Abstract
Transport of fatty acids across the placenta is vital for growth and development of the fetus. The placenta also plays an essential role in the development of preeclampsia, a disease associated with dyslipidemia, oxidative stress and inflammation. This thesis investigates the role of trophoblasts and placenta in lipid transport and storage in general, and in dyslipidemic pregnancies specifically.
The transport and uptake of fatty acids across trophoblast cells were studied in a placental cell line (BeWo). It was found that long-chain polyunsaturated fatty acids (LCPUFAs) are more efficiently transferred across these cells, and long term incubation with these fatty acids increases the general uptake of fatty acids compared with oleic acid. This suggests that LCPUFAs may function as regulators of fatty acid uptake by trophoblasts, which could have important implications for fetal nutrition and placental function.
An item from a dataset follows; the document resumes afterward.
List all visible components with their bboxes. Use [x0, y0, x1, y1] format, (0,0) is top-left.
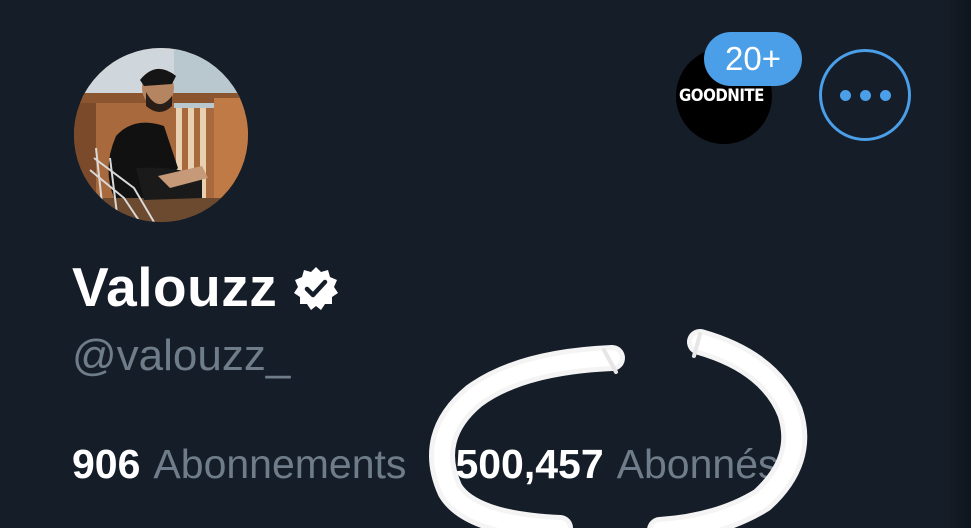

The expression of several genes involved in fatty acid uptake and metabolism were analyzed. The expression of long-chain acyl-CoA synthetases (ACSL1 and 5) and the lipid droplet associated protein ADRP was increased by LCPUFAs, suggesting that these genes may be involved in the enhanced uptake of fatty acids mediated by LCPUFAs. Expression of these genes was also investigated in placenta from women with healthy pregnancies or preeclampsia. The expression of the transcription factor LXR, an important regulator of lipid metabolism, was decreased in preeclamptic placenta. ADRP was increased in preeclamptic placenta. ADRP expression in BeWo cells was increased by fatty acids (those elevated in the maternal circulation in preeclampsia) and by agents inducing oxidative stress. This suggests that placental ADRP could be regulated by both dyslipidemia and oxidative stress, and implies a role for ADRP in preeclamptic pregnancies. However, the exact function of ADRP and lipid droplets in placenta needs to be explored further.